Social Welfare Maximization in Approval-Based Committee Voting under Uncertainty
Haris Aziz, Yuhang Guo, Venkateswara Rao Kagita, Baharak Rastegari, Mashbat Suzuki
TL;DR
This work advances the study of social welfare maximization in approval-based committee voting under uncertainty by systematically modeling four uncertainty paradigms and mapping a comprehensive set of computational problems (IsPossSWM, IsNecSWM, ExistsNecSWM, SWM-Prob, SW-Dist, MaxSWM, MaxExpSW). It delivers a detailed complexity landscape: polynomial-time algorithms for many problems across Joint, Candidate, and 3VA models, with #P-hardness and NP-hardness results primarily arising in the Lottery model, and it introduces dynamic-programming and dominance-graph techniques to achieve these results. The paper also extends to robustness concepts, showing that maximizing expected welfare yields provable robustness in some models, and provides practical DP procedures for distributional inquiries (SW-Dist) and probability computations (SWM-Prob). Overall, it supplies a versatile algorithmic toolkit for set selection under uncertainty with clear implications for real-world approval-based decision processes. The findings have potential applications in recommender systems, governance, and blockchain contexts where approval-based multi-winner choices must be made under partial information.
Abstract
Approval voting is widely used for making multi-winner voting decisions. The canonical rule (also called Approval Voting) used in the setting aims to maximize social welfare by selecting candidates with the highest number of approvals.

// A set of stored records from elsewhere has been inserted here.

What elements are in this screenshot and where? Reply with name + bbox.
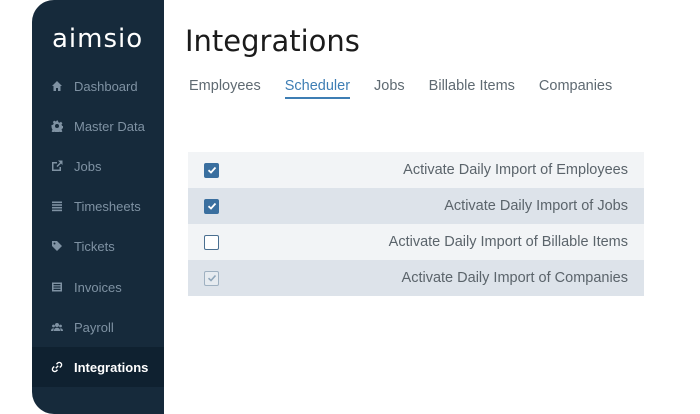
home-icon <box>50 79 64 93</box>
sidebar-item-label: Integrations <box>74 359 149 375</box>
setting-row-billable-items[interactable]: Activate Daily Import of Billable Items <box>188 224 644 260</box>
aimsio-logo[interactable]: aimsio <box>52 24 143 54</box>
sidebar: aimsio Dashboard Master Data Jobs Timesh… <box>32 0 164 414</box>
users-icon <box>50 320 64 334</box>
sidebar-item-jobs[interactable]: Jobs <box>32 146 164 186</box>
setting-row-jobs[interactable]: Activate Daily Import of Jobs <box>188 188 644 224</box>
sidebar-item-label: Master Data <box>74 118 145 134</box>
scheduler-settings-list: Activate Daily Import of Employees Activ… <box>188 152 644 296</box>
sidebar-item-integrations[interactable]: Integrations <box>32 347 164 387</box>
tab-scheduler[interactable]: Scheduler <box>284 78 351 99</box>
setting-row-companies[interactable]: Activate Daily Import of Companies <box>188 260 644 296</box>
sidebar-item-label: Dashboard <box>74 78 138 94</box>
employees-import-checkbox[interactable] <box>204 162 219 178</box>
setting-row-employees[interactable]: Activate Daily Import of Employees <box>188 152 644 188</box>
tag-icon <box>50 239 64 253</box>
check-icon <box>207 202 216 210</box>
external-link-icon <box>50 159 64 173</box>
sidebar-item-master-data[interactable]: Master Data <box>32 106 164 146</box>
sidebar-item-label: Tickets <box>74 238 115 254</box>
jobs-import-checkbox[interactable] <box>204 198 219 214</box>
sidebar-item-label: Invoices <box>74 279 122 295</box>
sidebar-item-dashboard[interactable]: Dashboard <box>32 66 164 106</box>
check-icon <box>207 166 216 174</box>
page-title: Integrations <box>185 24 360 58</box>
sidebar-item-invoices[interactable]: Invoices <box>32 267 164 307</box>
tab-bar: Employees Scheduler Jobs Billable Items … <box>189 78 636 99</box>
sidebar-item-tickets[interactable]: Tickets <box>32 226 164 266</box>
sidebar-item-timesheets[interactable]: Timesheets <box>32 186 164 226</box>
list-icon <box>50 199 64 213</box>
invoice-icon <box>50 280 64 294</box>
billable-items-import-checkbox[interactable] <box>204 234 219 250</box>
link-icon <box>50 360 64 374</box>
tab-jobs[interactable]: Jobs <box>374 78 405 99</box>
check-icon <box>207 274 216 282</box>
companies-import-checkbox[interactable] <box>204 270 219 286</box>
setting-label: Activate Daily Import of Employees <box>403 162 628 178</box>
sidebar-item-label: Jobs <box>74 158 102 174</box>
setting-label: Activate Daily Import of Jobs <box>444 198 628 214</box>
tab-billable-items[interactable]: Billable Items <box>429 78 515 99</box>
sidebar-item-label: Timesheets <box>74 198 141 214</box>
gear-icon <box>50 119 64 133</box>
tab-employees[interactable]: Employees <box>189 78 261 99</box>
sidebar-item-payroll[interactable]: Payroll <box>32 307 164 347</box>
setting-label: Activate Daily Import of Companies <box>401 270 628 286</box>
setting-label: Activate Daily Import of Billable Items <box>388 234 628 250</box>
sidebar-item-label: Payroll <box>74 319 114 335</box>
tab-companies[interactable]: Companies <box>539 78 612 99</box>
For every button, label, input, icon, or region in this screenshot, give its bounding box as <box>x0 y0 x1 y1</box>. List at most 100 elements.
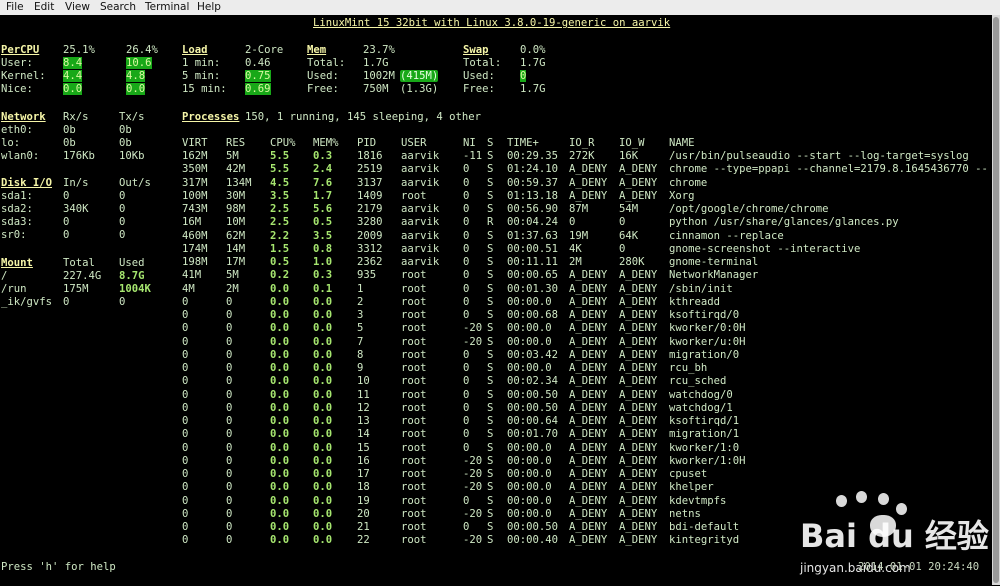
process-cell-res: 0 <box>226 521 233 533</box>
process-cell-time: 00:02.34 <box>507 375 559 388</box>
process-cell-virt: 174M <box>182 242 208 255</box>
menu-view[interactable]: View <box>65 1 90 13</box>
process-cell-pid: 8 <box>357 348 364 361</box>
process-cell-res: 10M <box>226 216 246 229</box>
process-cell-io-w: A_DENY <box>619 322 658 335</box>
process-cell-state: S <box>487 335 494 348</box>
process-cell-state: S <box>487 322 494 335</box>
process-cell-state: S <box>487 481 494 494</box>
swap-percent: 0.0% <box>520 44 546 56</box>
process-cell-state: S <box>487 203 494 215</box>
terminal-area[interactable]: LinuxMint 15 32bit with Linux 3.8.0-19-g… <box>0 15 992 585</box>
process-cell-user: root <box>401 375 427 388</box>
process-cell-mem: 0.0 <box>313 494 333 507</box>
mount-total-value: 0 <box>63 296 70 308</box>
process-cell-mem: 0.0 <box>313 428 333 441</box>
process-cell-time: 00:00.50 <box>507 388 559 401</box>
process-cell-user: root <box>401 189 427 202</box>
process-cell-pid: 16 <box>357 454 370 467</box>
menu-search[interactable]: Search <box>100 1 136 13</box>
processes-summary: 150, 1 running, 145 sleeping, 4 other <box>245 111 481 123</box>
process-cell-mem: 0.0 <box>313 348 333 361</box>
column-header-ni: NI <box>463 137 476 149</box>
network-tx-value: 0b <box>119 124 132 136</box>
process-cell-user: root <box>401 534 427 547</box>
process-cell-name: cinnamon --replace <box>669 229 784 242</box>
swap-free-label: Free: <box>463 83 495 95</box>
process-cell-state: R <box>487 216 494 229</box>
process-cell-user: aarvik <box>401 229 440 242</box>
process-cell-state: S <box>487 348 494 361</box>
process-cell-res: 5M <box>226 150 239 162</box>
process-cell-io-w: A_DENY <box>619 282 658 295</box>
process-cell-res: 0 <box>226 322 233 335</box>
process-cell-cpu: 0.0 <box>270 534 290 547</box>
process-cell-io-w: A_DENY <box>619 428 658 441</box>
process-cell-virt: 0 <box>182 415 189 427</box>
process-cell-io-w: A_DENY <box>619 176 658 189</box>
process-cell-virt: 0 <box>182 335 189 348</box>
process-cell-user: aarvik <box>401 242 440 255</box>
process-cell-mem: 0.3 <box>313 269 333 282</box>
process-cell-state: S <box>487 534 494 547</box>
process-cell-res: 5M <box>226 269 239 282</box>
process-cell-res: 62M <box>226 229 246 242</box>
mem-used-extra: (415M) <box>400 70 439 82</box>
process-cell-mem: 1.0 <box>313 256 333 268</box>
process-cell-pid: 935 <box>357 269 377 282</box>
column-header-time: TIME+ <box>507 137 539 149</box>
process-cell-res: 0 <box>226 401 233 414</box>
cpu-nice-label: Nice: <box>1 83 33 95</box>
process-cell-res: 0 <box>226 454 233 467</box>
process-cell-name: /sbin/init <box>669 282 733 295</box>
process-cell-cpu: 0.0 <box>270 507 290 520</box>
menu-file[interactable]: File <box>6 1 24 13</box>
process-cell-name: Xorg <box>669 189 695 202</box>
process-cell-name: kworker/0:0H <box>669 322 746 335</box>
process-cell-ni: 0 <box>463 375 470 388</box>
scrollbar[interactable] <box>992 15 1000 585</box>
mount-used-value: 8.7G <box>119 270 145 282</box>
process-cell-io-r: A_DENY <box>569 189 608 202</box>
process-cell-user: root <box>401 428 427 441</box>
process-cell-ni: 0 <box>463 362 470 374</box>
cpu1-total: 25.1% <box>63 44 95 56</box>
menu-help[interactable]: Help <box>197 1 221 13</box>
process-cell-time: 00:03.42 <box>507 348 559 361</box>
disk-out-value: 0 <box>119 203 126 215</box>
process-cell-mem: 0.0 <box>313 507 333 520</box>
disk-out-value: 0 <box>119 229 126 241</box>
load-15min-label: 15 min: <box>182 83 227 95</box>
menu-bar: File Edit View Search Terminal Help <box>0 0 1000 15</box>
process-cell-pid: 1 <box>357 282 364 295</box>
load-1min-value: 0.46 <box>245 57 271 69</box>
menu-edit[interactable]: Edit <box>34 1 54 13</box>
process-cell-io-r: A_DENY <box>569 348 608 361</box>
network-tx-value: 10Kb <box>119 150 145 162</box>
process-cell-io-w: 0 <box>619 216 626 229</box>
process-cell-pid: 2 <box>357 295 364 308</box>
process-cell-pid: 2519 <box>357 163 383 176</box>
process-cell-io-r: A_DENY <box>569 375 608 388</box>
process-cell-ni: -20 <box>463 322 483 335</box>
process-cell-ni: 0 <box>463 295 470 308</box>
process-cell-mem: 0.5 <box>313 216 333 229</box>
process-cell-io-w: A_DENY <box>619 481 658 494</box>
process-cell-state: S <box>487 468 494 480</box>
process-cell-time: 00:00.50 <box>507 521 559 533</box>
process-cell-name: cpuset <box>669 468 708 480</box>
scrollbar-thumb[interactable] <box>993 17 999 583</box>
process-cell-virt: 0 <box>182 494 189 507</box>
process-cell-pid: 15 <box>357 441 370 454</box>
process-cell-time: 00:00.50 <box>507 401 559 414</box>
process-cell-user: root <box>401 494 427 507</box>
process-cell-name: ksoftirqd/1 <box>669 415 740 427</box>
network-tx-header: Tx/s <box>119 111 145 123</box>
process-cell-name: bdi-default <box>669 521 740 533</box>
disk-device-name: sda2: <box>1 203 33 215</box>
process-cell-io-r: 4K <box>569 242 582 255</box>
process-cell-cpu: 2.5 <box>270 216 290 229</box>
process-cell-res: 0 <box>226 295 233 308</box>
menu-terminal[interactable]: Terminal <box>145 1 189 13</box>
process-cell-user: root <box>401 388 427 401</box>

We revisit approval-based multi-winner voting in scenarios where the information regarding the voters' preferences is uncertain. We present several algorithmic results for problems related to social welfare maximization under uncertainty, including computing an outcome that is social welfare maximizing with the highest probability, computing the social welfare probability distribution of a given outcome, computing the probability that a given outcome is social welfare maximizing, and understanding how robust an outcome is with respect to social welfare maximizing.